J'imaginais ce qu'elle devait porter sous cet imper' trop grand, trop masculin pour elle : une mini-jupe, un décolleté plongeant dissimulé sous un foulard de soie. Et puis dessous encore...

Elle attendait là, immobile, et puis, elle se mit à regarder sa montre-bracelet, à en contempler les aiguilles, hypnotiques, à la faire tourner autour de son poignet. Son bijou était trop clinquant, trop kitsch ; lui aussi dénotait. Comme les minutes ne s'écoulaient pas vite, elle devenait nerveuse, tripotait sa montre et jouait avec sa clope éteinte pour tuer le temps, comme si elle attendait quelque chose.
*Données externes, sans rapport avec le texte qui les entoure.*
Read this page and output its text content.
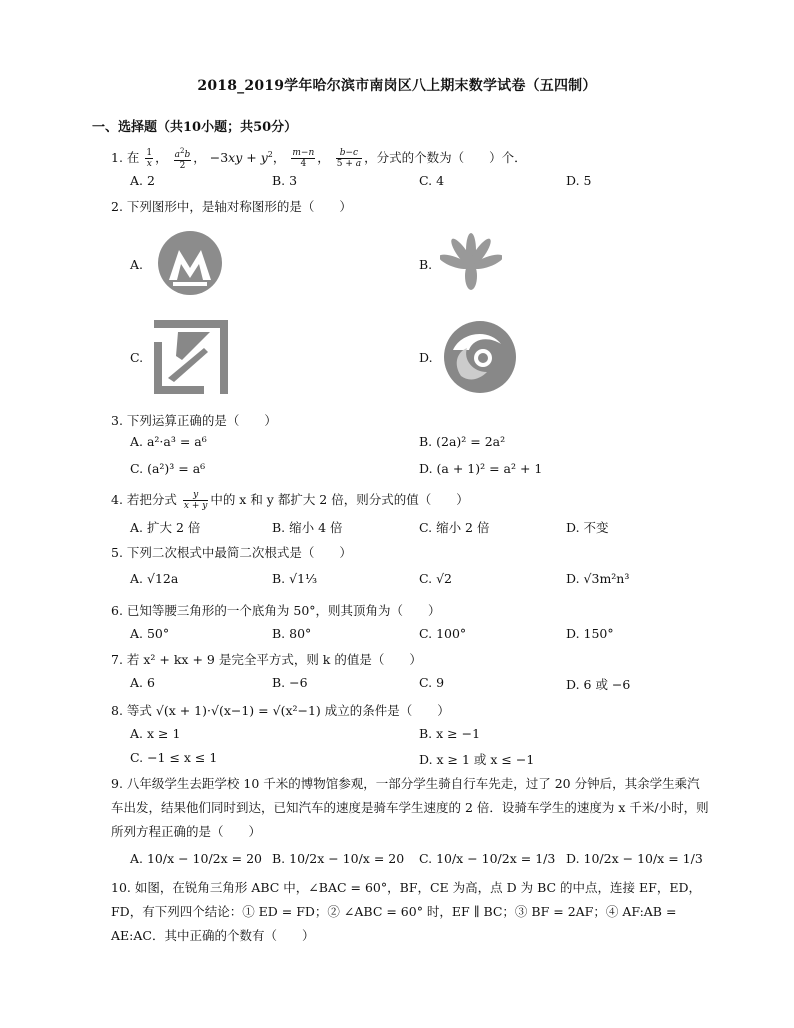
2018_2019学年哈尔滨市南岗区八上期末数学试卷（五四制）
一、选择题（共10小题；共50分）
1. 在 $\frac{1}{x}$ ， $\frac{a^2b}{2}$ ， $-3xy + y^2$， $\frac{m-n}{4}$ ， $\frac{b-c}{5 + a}$ ，分式的个数为（　　）个．
A. 2	B. 3	C. 4	D. 5
2. 下列图形中，是轴对称图形的是（　　）
A.	B.
C.	D.
3. 下列运算正确的是（　　）
A. a²·a³ = a⁶	B. (2a)² = 2a²
C. (a²)³ = a⁶	D. (a + 1)² = a² + 1
4. 若把分式 $\frac{y}{x + y}$ 中的 x 和 y 都扩大 2 倍，则分式的值（　　）
A. 扩大 2 倍	B. 缩小 4 倍	C. 缩小 2 倍	D. 不变
5. 下列二次根式中最简二次根式是（　　）
A. √12a	B. √1⅓	C. √2	D. √3m²n³
6. 已知等腰三角形的一个底角为 50°，则其顶角为（　　）
A. 50°	B. 80°	C. 100°	D. 150°
7. 若 x² + kx + 9 是完全平方式，则 k 的值是（　　）
A. 6	B. −6	C. 9	D. 6 或 −6
8. 等式 √(x + 1)·√(x−1) = √(x²−1) 成立的条件是（　　）
A. x ≥ 1	B. x ≥ −1
C. −1 ≤ x ≤ 1	D. x ≥ 1 或 x ≤ −1
9. 八年级学生去距学校 10 千米的博物馆参观，一部分学生骑自行车先走，过了 20 分钟后，其余学生乘汽车出发，结果他们同时到达，已知汽车的速度是骑车学生速度的 2 倍．设骑车学生的速度为 x 千米/小时，则所列方程正确的是（　　）
A. 10/x − 10/2x = 20 B. 10/2x − 10/x = 20 C. 10/x − 10/2x = 1/3 D. 10/2x − 10/x = 1/3
10. 如图，在锐角三角形 ABC 中，∠BAC = 60°，BF，CE 为高，点 D 为 BC 的中点，连接 EF，ED，FD，有下列四个结论：① ED = FD；② ∠ABC = 60° 时，EF ∥ BC；③ BF = 2AF；④ AF:AB = AE:AC．其中正确的个数有（　　）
Quelque chose ou quelqu'un.

Nous attendions là, tous les deux. Il faisait froid, humide, et on commençait sérieusement à se faire chier chacun de notre côté, comme ça, à attendre. Alors comme je ne portais pas de montre et qu'elle n'avait pas de feu, je décidai de briser la glace en lui tendant mon Zippo. En lui demandant l'heure aussi. Seulement, je ne me souviens plus vraiment de l'ordre des choses, parce qu'à ce moment précis, elle ôta ses lunettes et là... Là, je vis une flamme briller dans ses yeux. La cigarette peut-être... La cigarette, peut-être que je l'ai inventée, et peut-être que cette fille aussi. Mais ce baiser, non, impossible... Ce baiser, son baiser me brûle encore trente-cinq ans après ; il me réchauffe dans le froid de mes hivers les plus rudes, dans celui de ma trop longue solitude.

Je n'ai pas pris le ferry ce jour-là. Pourtant, je l'ai attendu avec elle.

Et je suis toujours là sur le quai, à l'attendre. Mais je ne saurai sans doute jamais qui, de l'impatience ou de la brume, me l'a dérobée.